Ci sono voluti 79 anni affinchè la Società italiana di Psichiatria, che rappresento come presidente, abbandonasse questa “rimozione” del passato, il non affrontare quanto accadde e questo lo devo all’amico Andreas Conca di Bolzano, che nel luglio 2015 mi parlò del progetto dei colleghi e amici tedeschi e austriaci e della loro opera di affrontare alla radice il passato affinché nessuna ombra fosse lasciata negli armadi della dimenticanza, nell’oblio storico. Ci siamo messi in cammino con loro affinché potesse essere interrotta l’opera di rimozione per la quale le Società scientifiche non raccontano quanto accadde. La Sip in quegli anni collaborò con il regime fascista. Gli psichiatri in quegli anni pur contrastando, nei consessi internazionali, le teorie eugenetiche più radicali, condivisero il quadruplice errore di:
– aderire al fascismo
– aderire al razzismo coloniale
– aderire all’antisemitismo
– aderire alla guerra fascista

Sotto il fascismo gli psichiatri si resero collusivi con il disprezzo dell’essere umano.

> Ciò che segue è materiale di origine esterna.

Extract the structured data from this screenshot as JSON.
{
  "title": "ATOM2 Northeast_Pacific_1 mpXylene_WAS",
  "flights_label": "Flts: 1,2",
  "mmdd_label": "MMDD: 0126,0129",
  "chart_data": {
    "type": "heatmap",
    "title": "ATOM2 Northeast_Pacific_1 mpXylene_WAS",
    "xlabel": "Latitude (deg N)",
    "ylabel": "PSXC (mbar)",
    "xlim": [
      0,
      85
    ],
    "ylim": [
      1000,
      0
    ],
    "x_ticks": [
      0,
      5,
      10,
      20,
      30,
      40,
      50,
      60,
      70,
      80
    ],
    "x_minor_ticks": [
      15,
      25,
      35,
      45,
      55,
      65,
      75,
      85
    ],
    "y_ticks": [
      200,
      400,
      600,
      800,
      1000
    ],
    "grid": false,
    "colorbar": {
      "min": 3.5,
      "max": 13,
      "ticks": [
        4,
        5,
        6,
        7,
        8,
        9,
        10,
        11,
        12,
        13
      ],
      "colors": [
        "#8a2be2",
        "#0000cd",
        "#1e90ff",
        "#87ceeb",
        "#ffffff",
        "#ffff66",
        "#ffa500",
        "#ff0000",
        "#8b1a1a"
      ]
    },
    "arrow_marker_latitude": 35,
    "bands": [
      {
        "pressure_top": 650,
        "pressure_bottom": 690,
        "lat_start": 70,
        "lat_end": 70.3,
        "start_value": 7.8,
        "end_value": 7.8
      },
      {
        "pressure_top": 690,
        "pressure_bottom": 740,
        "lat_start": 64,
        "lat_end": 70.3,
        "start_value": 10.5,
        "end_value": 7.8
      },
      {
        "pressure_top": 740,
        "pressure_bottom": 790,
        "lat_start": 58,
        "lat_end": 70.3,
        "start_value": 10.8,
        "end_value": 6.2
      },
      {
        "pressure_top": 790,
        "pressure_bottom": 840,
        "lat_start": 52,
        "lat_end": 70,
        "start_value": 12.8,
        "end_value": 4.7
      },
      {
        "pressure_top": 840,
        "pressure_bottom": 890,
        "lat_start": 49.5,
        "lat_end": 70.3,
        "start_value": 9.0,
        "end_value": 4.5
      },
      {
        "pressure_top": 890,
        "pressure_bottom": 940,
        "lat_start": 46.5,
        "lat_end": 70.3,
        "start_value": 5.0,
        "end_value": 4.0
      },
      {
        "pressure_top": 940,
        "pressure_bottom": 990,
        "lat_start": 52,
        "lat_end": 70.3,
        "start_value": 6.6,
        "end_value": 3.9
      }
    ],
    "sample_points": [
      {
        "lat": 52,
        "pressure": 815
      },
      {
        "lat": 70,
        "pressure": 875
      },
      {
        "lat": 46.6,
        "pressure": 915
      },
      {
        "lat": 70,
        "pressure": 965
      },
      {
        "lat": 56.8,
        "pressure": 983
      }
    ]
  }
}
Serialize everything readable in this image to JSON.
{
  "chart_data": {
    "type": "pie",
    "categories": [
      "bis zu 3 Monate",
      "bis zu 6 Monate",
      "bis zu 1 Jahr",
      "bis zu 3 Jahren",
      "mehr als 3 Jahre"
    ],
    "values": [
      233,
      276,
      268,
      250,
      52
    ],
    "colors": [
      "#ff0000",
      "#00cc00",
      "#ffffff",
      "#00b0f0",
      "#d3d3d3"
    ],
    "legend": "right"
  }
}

Le Leggi razziali emanate dal 1936 al ’38, prima contro i sudditi dell’impero poi contro gli Ebrei, dal 25 luglio Manifesto degli Scienziati razzisti, dove il presidente di allora Arturo Donaggio e tutto il Consiglio direttivo furono i primi firmatari di quelle scellerate Leggi che costarono la vita a molte persone, ma noi qui ricorderemo lo psichiatra ebreo Giuseppe Muggia assassinato a Aushwitz e a Guglielmo Lippi Francesconi fucilato per aver dato rifugio a molti ebrei e antifascisti e Gustavo Modena allora vice presidente Sip costretto per anni alla clandestinità.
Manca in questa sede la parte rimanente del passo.